Oh, Holiday Season. ... you are like a very pretty pebble caught between a silk stocking and the finest of footwear.
Tis the season for people to get tetchy. I'm pretty sure that's a Yiddish word, as the Jewish seem to have the best vocabulary for categorizing annoyances.
The annual online war is being waged: Don't say Happy Holidays to me, I'm Christian! Don't say Merry Christmas to me, I'm Pagan! Don't put your Jesus in my neighborhoods secular display! Don't put your Santa in my manger! What the hell is Eid?
I have to say that most of the Jews I know just stay out of the whole mess, keep their heads down, and have beautiful Hannukah celebrations despite the rest of us.
I try to stay out of it, or at least keep it funny. (That's my philosophy for a lot of things.) I don't turn down a blessing of goodwill and cheer, no matter what flavor of faith it comes from. I try to peg my own blessings based on the person; and I hope that when I fail and say Merry Christmas to a non believer, they'll take it in the spirit that it was intended.

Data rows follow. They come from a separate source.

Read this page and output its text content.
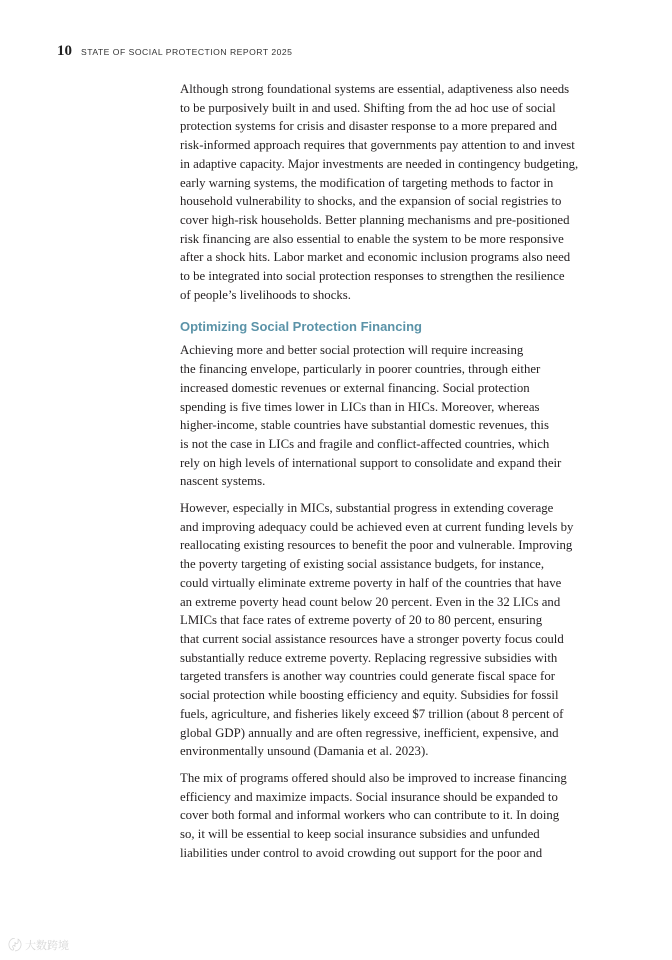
10 STATE OF SOCIAL PROTECTION REPORT 2025

Although strong foundational systems are essential, adaptiveness also needs
to be purposively built in and used. Shifting from the ad hoc use of social
protection systems for crisis and disaster response to a more prepared and
risk-informed approach requires that governments pay attention to and invest
in adaptive capacity. Major investments are needed in contingency budgeting,
early warning systems, the modification of targeting methods to factor in
household vulnerability to shocks, and the expansion of social registries to
cover high-risk households. Better planning mechanisms and pre-positioned
risk financing are also essential to enable the system to be more responsive
after a shock hits. Labor market and economic inclusion programs also need
to be integrated into social protection responses to strengthen the resilience
of people’s livelihoods to shocks.

Optimizing Social Protection Financing

Achieving more and better social protection will require increasing
the financing envelope, particularly in poorer countries, through either
increased domestic revenues or external financing. Social protection
spending is five times lower in LICs than in HICs. Moreover, whereas
higher-income, stable countries have substantial domestic revenues, this
is not the case in LICs and fragile and conflict-affected countries, which
rely on high levels of international support to consolidate and expand their
nascent systems.

However, especially in MICs, substantial progress in extending coverage
and improving adequacy could be achieved even at current funding levels by
reallocating existing resources to benefit the poor and vulnerable. Improving
the poverty targeting of existing social assistance budgets, for instance,
could virtually eliminate extreme poverty in half of the countries that have
an extreme poverty head count below 20 percent. Even in the 32 LICs and
LMICs that face rates of extreme poverty of 20 to 80 percent, ensuring
that current social assistance resources have a stronger poverty focus could
substantially reduce extreme poverty. Replacing regressive subsidies with
targeted transfers is another way countries could generate fiscal space for
social protection while boosting efficiency and equity. Subsidies for fossil
fuels, agriculture, and fisheries likely exceed $7 trillion (about 8 percent of
global GDP) annually and are often regressive, inefficient, expensive, and
environmentally unsound (Damania et al. 2023).

The mix of programs offered should also be improved to increase financing
efficiency and maximize impacts. Social insurance should be expanded to
cover both formal and informal workers who can contribute to it. In doing
so, it will be essential to keep social insurance subsidies and unfunded
liabilities under control to avoid crowding out support for the poor and

〄 大数跨境
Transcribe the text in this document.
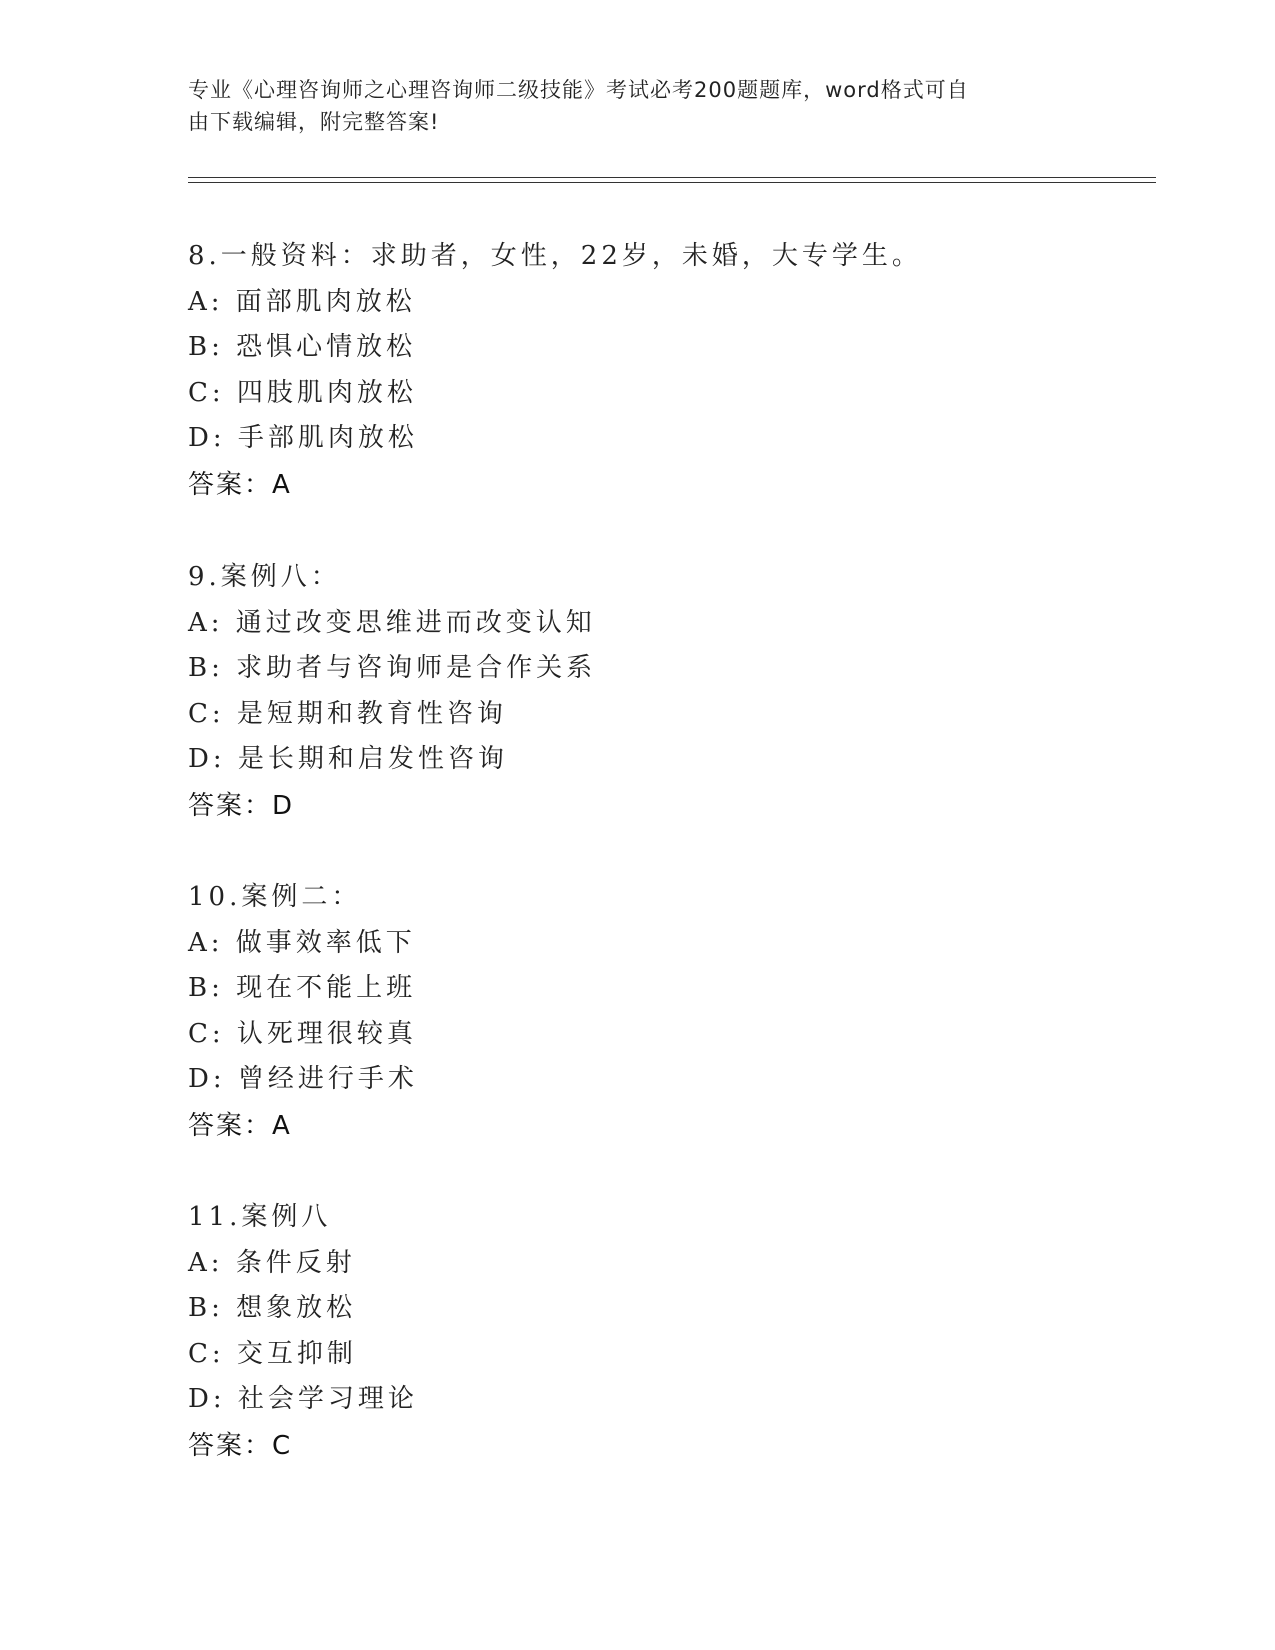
专业《心理咨询师之心理咨询师二级技能》考试必考200题题库，word格式可自
由下载编辑，附完整答案!
8.一般资料：求助者，女性，22岁，未婚，大专学生。
A: 面部肌肉放松
B: 恐惧心情放松
C: 四肢肌肉放松
D: 手部肌肉放松
答案：A
9.案例八：
A: 通过改变思维进而改变认知
B: 求助者与咨询师是合作关系
C: 是短期和教育性咨询
D: 是长期和启发性咨询
答案：D
10.案例二：
A: 做事效率低下
B: 现在不能上班
C: 认死理很较真
D: 曾经进行手术
答案：A
11.案例八
A: 条件反射
B: 想象放松
C: 交互抑制
D: 社会学习理论
答案：C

This is the time of year, though, when I receive the most questions and commentary on my own faith. Mostly it's people who want to say the right thing, and that's sweet. Sometimes it's not, and that's irritating, but I figure it this way:
If God said for the people who were sure of their faith in him to go forth and prostelytize... well. God's a tricky bugger, and a bit more cynical than me... but I know that when I send a kid out to teach something, what I'm really looking for is for them to learn something new. Maybe this whole 'GO FORTH and SPEAK the word of GOD' thing is just as much for the preacher as the heathen. (Heathen: one who lives on a heath. Not: ONe who doesn't believe in God, eats babies for dinner, worships Satan. See where I'm going with this?)
Does this mean I sit down to for coffee with every evangelical-mormon-watchtower-passing-free-love-hippie that comes along, and try to sway them to my point of view? No. I'm not that bored.
If I were going to, ahem, express my views on the holiday season, though, it would go something like this:
This is the season of the dimming of the light. This is the time of cold winds and ice storms. Nothing grows now. This is when the shadows and darkness take over the world. This time is a test. Will you light your own candle, and have faith in it? Can your undying devotion turn that tiny flame in to the resurgance of something greater than itself?
Your light can be Jesus, or God, or Santa. Your light can be Krampus, the Sun, or magical oil that burns for days. Your light can be the Hadron Collider at CERN. You can call your light whatever you want. It doesn't matter, as long as you light the candle, and have faith in it. As long as you beat back the shadows for another year.